Ja Hokusy na zimę wyciąnęłam z donic i wsadziłam w dołek- całe. Zakopałam po prostu na rabatce warzywnej- razem z innymi jeszcze różami , które nie dałam rady po przeróbce zeszłorocznej przed zima wsadzić... Wszystko super przezimowało- z tymi od Sipa i Petrovicza Dlatego teraz jestem zdecydowana dołować na zimę wiecej róż, które mogą rosnąć w donicy- a nie muszę dźwigać do piwnicy- lu i do ziemi całe. Na leżąco. Chociaż widząc wzrost solidny u Eyes for You i Bright as a Button - orac Cinco de Mayo- wczoraj akurat przed tą burzą wysadziłam je z donic na rabate- na miejsce stałe. / Dziś widzę, że burza je ustawiła w pionie- mimo wielu pąków nic nie omdlało przez przesadzenie... Przyjdą nowe róże to zrobiłam taki myk- kilka z donic w grunt- a postawie nowe w donicach. Małżonek- mam nadzieję- się nie zorientuje- bo marudzi, ze kupuję...kupuję... Hokusów było kilka- potem wiosną wszystko się zamieszało bo opisy w dole gdzieś odpadły- i teraz mam niespodzianki- hokusy zakwitają w różnych miejscach na ogrodzie.

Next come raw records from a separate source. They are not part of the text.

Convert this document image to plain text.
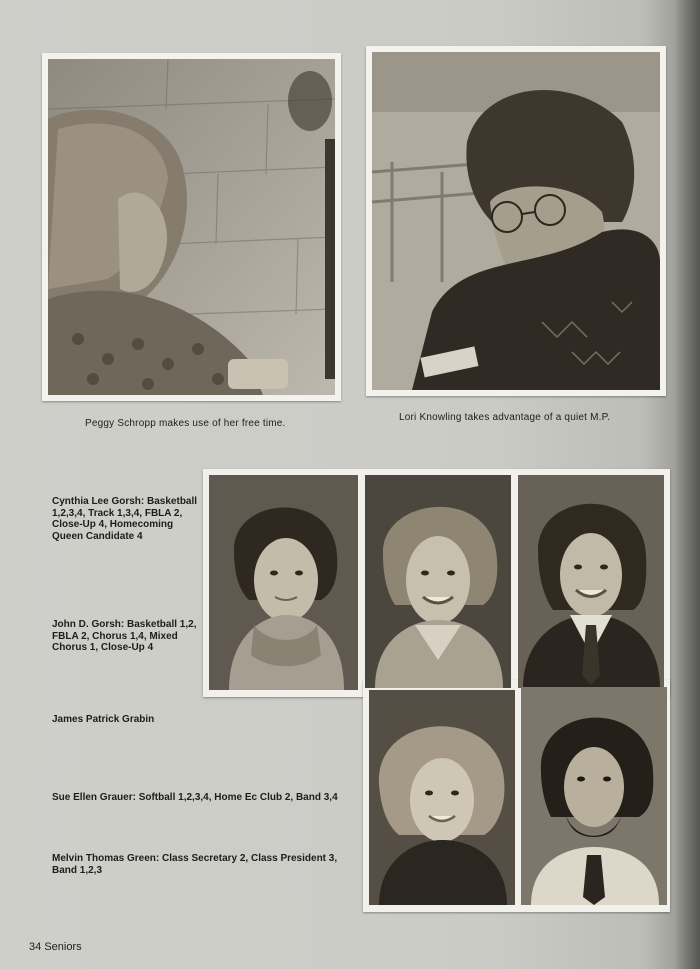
Peggy Schropp makes use of her free time.
Lori Knowling takes advantage of a quiet M.P.
Cynthia Lee Gorsh: Basketball 1,2,3,4, Track 1,3,4, FBLA 2, Close-Up 4, Homecoming Queen Candidate 4
John D. Gorsh: Basketball 1,2, FBLA 2, Chorus 1,4, Mixed Chorus 1, Close-Up 4
James Patrick Grabin
Sue Ellen Grauer: Softball 1,2,3,4, Home Ec Club 2, Band 3,4
Melvin Thomas Green: Class Secretary 2, Class President 3, Band 1,2,3
34 Seniors
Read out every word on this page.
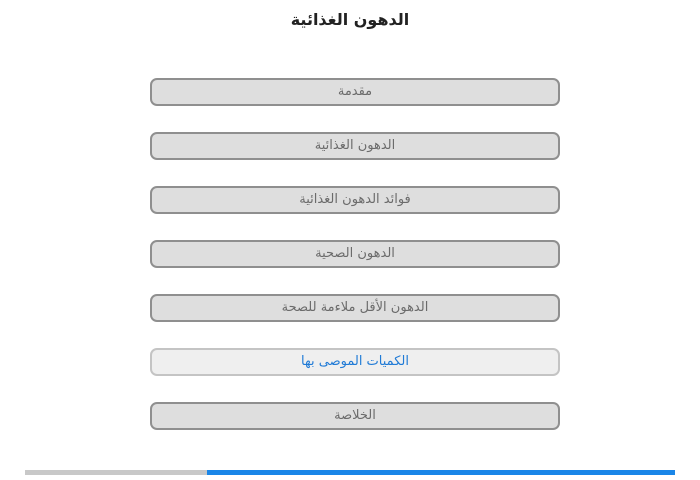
الدهون الغذائية
مقدمة
الدهون الغذائية
فوائد الدهون الغذائية
الدهون الصحية
الدهون الأقل ملاءمة للصحة
الكميات الموصى بها
الخلاصة
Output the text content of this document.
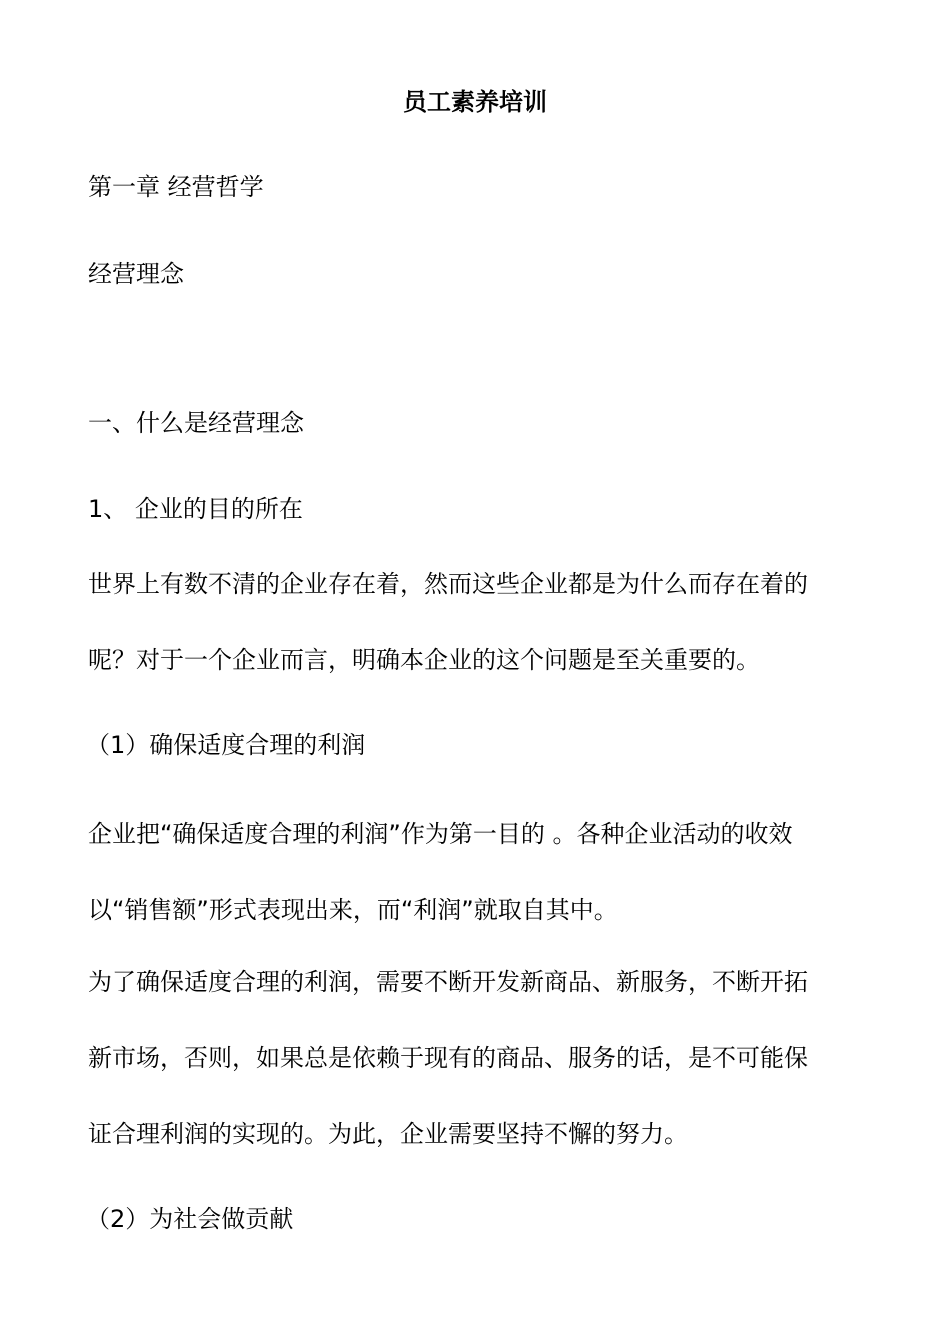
员工素养培训

第一章 经营哲学

经营理念

一、什么是经营理念

1、 企业的目的所在

世界上有数不清的企业存在着，然而这些企业都是为什么而存在着的

呢？对于一个企业而言，明确本企业的这个问题是至关重要的。

（1）确保适度合理的利润

企业把“确保适度合理的利润”作为第一目的 。各种企业活动的收效

以“销售额”形式表现出来，而“利润”就取自其中。

为了确保适度合理的利润，需要不断开发新商品、新服务，不断开拓

新市场，否则，如果总是依赖于现有的商品、服务的话，是不可能保

证合理利润的实现的。为此，企业需要坚持不懈的努力。

（2）为社会做贡献
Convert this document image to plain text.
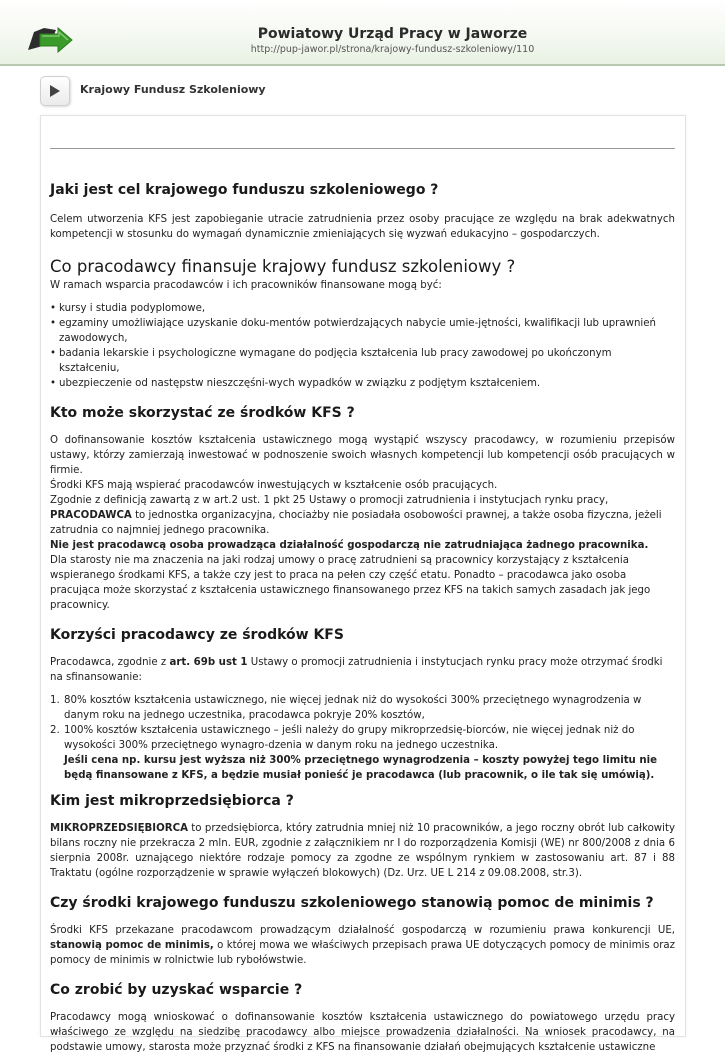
Powiatowy Urząd Pracy w Jaworze
http://pup-jawor.pl/strona/krajowy-fundusz-szkoleniowy/110
Krajowy Fundusz Szkoleniowy
Jaki jest cel krajowego funduszu szkoleniowego ?

Celem utworzenia KFS jest zapobieganie utracie zatrudnienia przez osoby pracujące ze względu na brak adekwatnych kompetencji w stosunku do wymagań dynamicznie zmieniających się wyzwań edukacyjno – gospodarczych.

Co pracodawcy finansuje krajowy fundusz szkoleniowy ?

W ramach wsparcia pracodawców i ich pracowników finansowane mogą być:

• kursy i studia podyplomowe,
• egzaminy umożliwiające uzyskanie doku-mentów potwierdzających nabycie umie-jętności, kwalifikacji lub uprawnień zawodowych,
• badania lekarskie i psychologiczne wymagane do podjęcia kształcenia lub pracy zawodowej po ukończonym kształceniu,
• ubezpieczenie od następstw nieszczęśni-wych wypadków w związku z podjętym kształceniem.
Kto może skorzystać ze środków KFS ?

O dofinansowanie kosztów kształcenia ustawicznego mogą wystąpić wszyscy pracodawcy, w rozumieniu przepisów ustawy, którzy zamierzają inwestować w podnoszenie swoich własnych kompetencji lub kompetencji osób pracujących w firmie.

Środki KFS mają wspierać pracodawców inwestujących w kształcenie osób pracujących.

Zgodnie z definicją zawartą z w art.2 ust. 1 pkt 25 Ustawy o promocji zatrudnienia i instytucjach rynku pracy, PRACODAWCA to jednostka organizacyjna, chociażby nie posiadała osobowości prawnej, a także osoba fizyczna, jeżeli zatrudnia co najmniej jednego pracownika.

Nie jest pracodawcą osoba prowadząca działalność gospodarczą nie zatrudniająca żadnego pracownika.

Dla starosty nie ma znaczenia na jaki rodzaj umowy o pracę zatrudnieni są pracownicy korzystający z kształcenia wspieranego środkami KFS, a także czy jest to praca na pełen czy część etatu. Ponadto – pracodawca jako osoba pracująca może skorzystać z kształcenia ustawicznego finansowanego przez KFS na takich samych zasadach jak jego pracownicy.

Korzyści pracodawcy ze środków KFS

Pracodawca, zgodnie z art. 69b ust 1 Ustawy o promocji zatrudnienia i instytucjach rynku pracy może otrzymać środki na sfinansowanie:

1. 80% kosztów kształcenia ustawicznego, nie więcej jednak niż do wysokości 300% przeciętnego wynagrodzenia w danym roku na jednego uczestnika, pracodawca pokryje 20% kosztów,
2. 100% kosztów kształcenia ustawicznego – jeśli należy do grupy mikroprzedsię-biorców, nie więcej jednak niż do wysokości 300% przeciętnego wynagro-dzenia w danym roku na jednego uczestnika.
Jeśli cena np. kursu jest wyższa niż 300% przeciętnego wynagrodzenia – koszty powyżej tego limitu nie będą finansowane z KFS, a będzie musiał ponieść je pracodawca (lub pracownik, o ile tak się umówią).
Kim jest mikroprzedsiębiorca ?

MIKROPRZEDSIĘBIORCA to przedsiębiorca, który zatrudnia mniej niż 10 pracowników, a jego roczny obrót lub całkowity bilans roczny nie przekracza 2 mln. EUR, zgodnie z załącznikiem nr I do rozporządzenia Komisji (WE) nr 800/2008 z dnia 6 sierpnia 2008r. uznającego niektóre rodzaje pomocy za zgodne ze wspólnym rynkiem w zastosowaniu art. 87 i 88 Traktatu (ogólne rozporządzenie w sprawie wyłączeń blokowych) (Dz. Urz. UE L 214 z 09.08.2008, str.3).

Czy środki krajowego funduszu szkoleniowego stanowią pomoc de minimis ?

Środki KFS przekazane pracodawcom prowadzącym działalność gospodarczą w rozumieniu prawa konkurencji UE, stanowią pomoc de minimis, o której mowa we właściwych przepisach prawa UE dotyczących pomocy de minimis oraz pomocy de minimis w rolnictwie lub rybołówstwie.

Co zrobić by uzyskać wsparcie ?

Pracodawcy mogą wnioskować o dofinansowanie kosztów kształcenia ustawicznego do powiatowego urzędu pracy właściwego ze względu na siedzibę pracodawcy albo miejsce prowadzenia działalności. Na wniosek pracodawcy, na podstawie umowy, starosta może przyznać środki z KFS na finansowanie działań obejmujących kształcenie ustawiczne
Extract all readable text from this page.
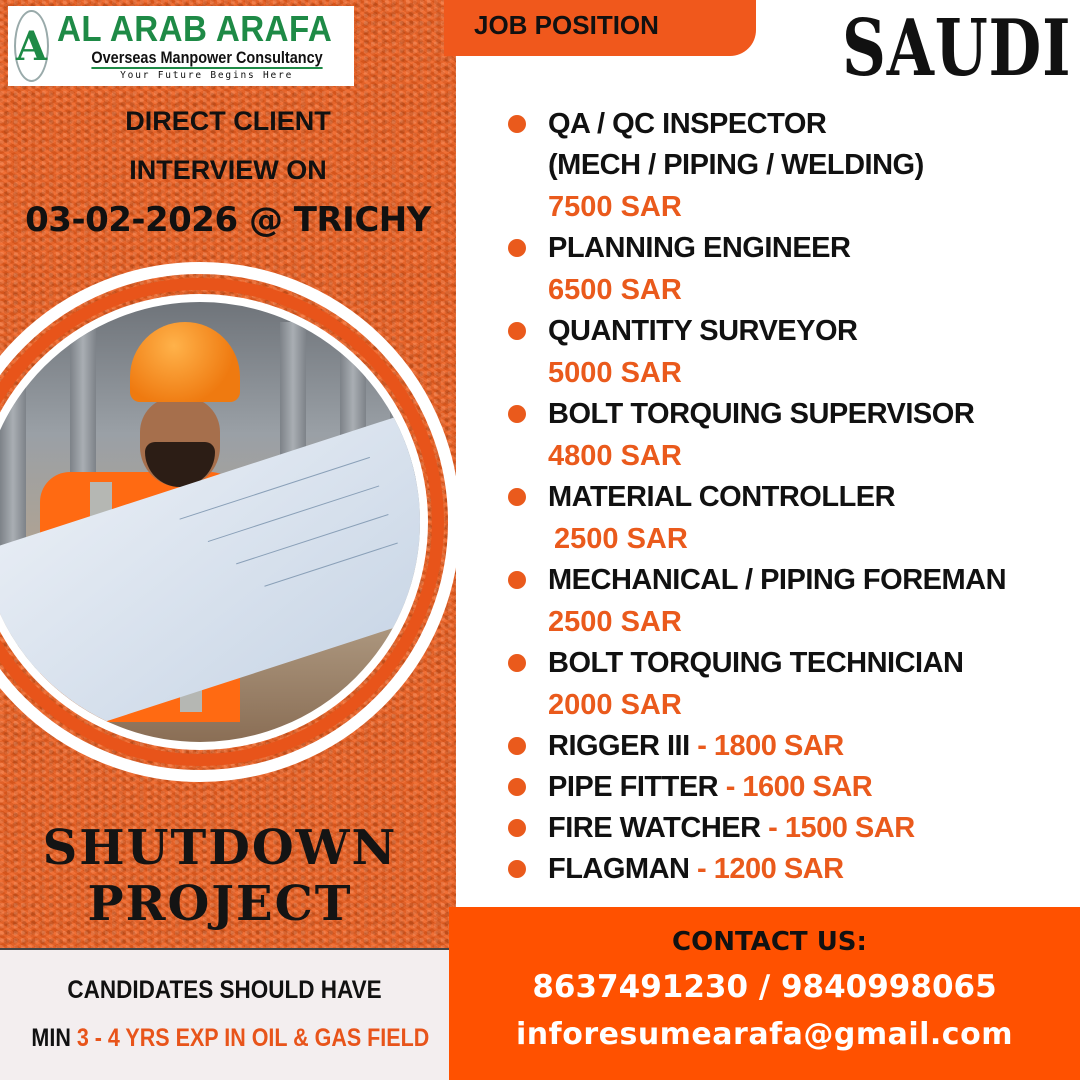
A AL ARAB ARAFA
Overseas Manpower Consultancy
Your Future Begins Here
DIRECT CLIENT
INTERVIEW ON
03-02-2026 @ TRICHY
SHUTDOWN
PROJECT
CANDIDATES SHOULD HAVE
MIN 3 - 4 YRS EXP IN OIL & GAS FIELD
JOB POSITION SAUDI
QA / QC INSPECTOR
(MECH / PIPING / WELDING)
7500 SAR
PLANNING ENGINEER
6500 SAR
QUANTITY SURVEYOR
5000 SAR
BOLT TORQUING SUPERVISOR
4800 SAR
MATERIAL CONTROLLER
2500 SAR
MECHANICAL / PIPING FOREMAN
2500 SAR
BOLT TORQUING TECHNICIAN
2000 SAR
RIGGER III - 1800 SAR
PIPE FITTER - 1600 SAR
FIRE WATCHER - 1500 SAR
FLAGMAN - 1200 SAR
CONTACT US:
8637491230 / 9840998065
inforesumearafa@gmail.com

Hokus pokus.jpg (67.83 KiB) Obejrzany 9100 razy
Rozkwita róża z Lidla- jedna z dwóch- ta co miała być jasnoróżowa
na pniu1.jpg (81.79 KiB) Obejrzany 9100 razy
na pniu1a.jpg (63.8 KiB) Obejrzany 9100 razy
Druga miała być biała- w pąku widzę kolor jasnoróżowy...
Na te róże z marketów z opisów musimy uważać - nigdy nie wiadomo co wyjdzie. Choć jedna z naszych koleżanek na FO miała szczęście bo tak nabyła Pashminę - jako róże patio. Ciekawa jestem jak duża urośnie Eyes for You.
W sumie mi to nie przeszkadza co wyrośnie z marketowych- wiem z góry , że będą niespodzianki. Mam jeszcze jedna z Lidla- niebieską, ma pąka- jestem ciekawa co rozkwitnie, bo sadzonka była bardzo ładna- grube , sztywne pędy- chyba ze 6 i szybko ruszyła po wsadzeniu- pisało, że import z Holandii.
Czerwona różyczka- pokazywana wyżej- okazała się nie Lavaglut jak podejrzewałam- ale Diablotin. Pod taką nazwą kupiłam dwa lata temu... Ma cholernie jaskrawy kolor czerwony- aparatowi nie udaje się oddać tego koloru...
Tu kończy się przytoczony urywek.